Wednesday, May 26, 2010

Pretty Woman or Ghost?

Okay. So. Crystal Bowersox. (Should be Bowersoxx – just saying.) Was 12 in 1995 when Alanis Morrissette’s “Ironic” was released. (Actually, was 12 and 1/2 – just saying.) Is now singing it on “Idol.” Followed by Alanis herself singing “You Oughta Know.” Yes, Alanis left out the part about the “Full House” guy and the movie theater. Here’s my question: When they had that moment, she was 16 and he was 31 (oy – just saying) and it was 1990 or 1991: What movie was playing?

Tuesday, May 25, 2010

Creative Punctuation Watch

Today I saw a big, very professional-looking light-up sign for a plumbing operation in Denver. It read:


Good thing I wasn't driving very fast, because it took me a few seconds to parse that.

Tuesday, May 18, 2010

Getting It Wrong

The first Buffalo Springfield album, Buffalo Springfield, featured a highly regarded Neil Young composition called "Flying on the Ground Is Wrong." If you heard only that title, you might think Young or at least the narrator of the song had some kind of objection to flying on the ground. But the chorus to the song actually goes:

But if crying and holding on
And flying on the ground is wrong
Then I'm sorry to let you down,
But you're from my side of town
And I miss you.

So flying on the ground isn't really wrong, and may even be totally permissible. There certainly doesn't appear to be any issue with flying on the ground, making the title almost a contradiction of the lyrics. It's as if the Beatles had called that song "Want to Spoil the Party."

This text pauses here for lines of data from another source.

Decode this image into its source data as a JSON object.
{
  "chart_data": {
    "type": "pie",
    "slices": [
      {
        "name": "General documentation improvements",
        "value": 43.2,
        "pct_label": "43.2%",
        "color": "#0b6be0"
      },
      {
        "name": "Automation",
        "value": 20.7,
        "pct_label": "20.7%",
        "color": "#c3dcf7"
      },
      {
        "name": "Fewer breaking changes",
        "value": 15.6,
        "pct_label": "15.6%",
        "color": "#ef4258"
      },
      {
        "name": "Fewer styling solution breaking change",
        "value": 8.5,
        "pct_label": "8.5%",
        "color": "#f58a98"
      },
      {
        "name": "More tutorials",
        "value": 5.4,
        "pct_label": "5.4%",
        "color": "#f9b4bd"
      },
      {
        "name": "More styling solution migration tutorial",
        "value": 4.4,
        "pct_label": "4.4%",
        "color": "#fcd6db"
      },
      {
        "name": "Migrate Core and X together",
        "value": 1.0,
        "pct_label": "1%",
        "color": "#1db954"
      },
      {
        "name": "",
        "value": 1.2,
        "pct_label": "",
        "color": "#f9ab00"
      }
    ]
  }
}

(While we're on the subject of the Buffalo Springfield, that same first album originally didn't contain "For What It's Worth," the band's first and only hit, because it wasn't done in time. How close did it come? "For What It's Worth" was recorded on December 5, 1966 - the very day that Buffalo Springfield was first released.)

Are there any other songs like that, whose title suggests precisely the opposite of what the lyrics say? I can't think of any others. Can you?

Saturday, May 15, 2010

Quote for the Day

"My one ambition was to have been in the audience when the Beatles played. It must have been great." - Ringo Starr

Wednesday, May 12, 2010

White Lie

Via Mark Evanier's invaluable blog News From Me, I read an interview with Lorne Michaels in which he makes the surprising claim that he's been trying to get Betty White to host Saturday Night Live for "decades" now. Well, "surprising" probably isn't the right word; let's sub in "preposterous."

It wasn't until her appearance in a Super Bowl ad that the Facebook groundswell for the ancient White to host SNL began in earnest. But if we're to believe Lorne Michaels, she was old news, so to speak, by that time. So when exactly was she first considered? When she had an extended cameo in the Sandra Bullock chick flick The Proposal? During the halcyon days of Golden Palace? Come on, Lorne - Cheech Marin had a better chance of being asked to host SNL at that point. Even during the Golden Girls days, Estelle Getty had the best shot at filling any batty-old-lady part. And in the 1970s, Betty White was exactly the kind of TV celebrity Michaels did not want hosting the show.

Lorne Michaels' position in comedy and in television history is secure. The Betty White choice was an anomaly, a left-field pick that worked out quite well, if you ask me. It doesn't do Lorne any good to pretend it was a long-planned event.

Personally, I've wanted Betty White to host SNL ever since she appeared on the classic Password episode of The Odd Couple:

Thursday, May 6, 2010

He Ain't Heavy, Because He's Only Twelve Years Old

There have been many brother acts in the illustrious history of rock & roll, in large part, I suspect, because someone's mother made them drag their little brother along just so she could get some peace in the house. The upshot is that many bands of brothers end up making their first record when the youngest isn't even out of his teens. Thus,

The Everly Brothers had their first Top 40 hit ("Bye Bye Love") when Phil was just 18.

The Isley Brothers wrote and recorded the iconic "Shout" (which didn't make the Top 40) when Ronald was just 18. Marvin Isley joined the group in time to perform on the Top 40 hit "That Lady (Part 1)" when he was just 19.

The Beach Boys had their first Top 40 hit ("Surfin' Safari") when Carl Wilson was just 15.

The Ronettes recorded their first Top 40 hit ("Be My Baby") when Ronnie Spector was just 19.

The Shangri-Las had their first Top 40 hit ("Remember [Walkin' in the Sand]") when Mary Weiss was just 15.

The Kinks had their first Top 40 hit ("You Really Got Me") when Dave Davies was just 17. Ray and Dave, by the way, had six sisters but no other brothers.

The Bee Gees had their first Top 40 hit ("New York Mining Disaster 1941") when Robin Gibb and Maurice Gibb were both 17.

The Cowsills had their first Top 40 hit ("The Rain, the Park and Other Things") when drummer John Cowsill was 11. He was also in Tommy Tutone.

The Jackson 5 had their first Top 40 hit ("I Want You Back") when Michael was 11.

Wilson Phillips had their first Top 40 hit ("Hold On") when Wendy Wilson was 20.

Wednesday, May 5, 2010

Steamroller Blues

The title of the song is officially "Roll Over Beethoven," with no comma. So it's not a request that the decomposing composer step aside; it's a command to us, the listeners, to flatten him. To be fair, that would be news worth telling to Tchaikovsky.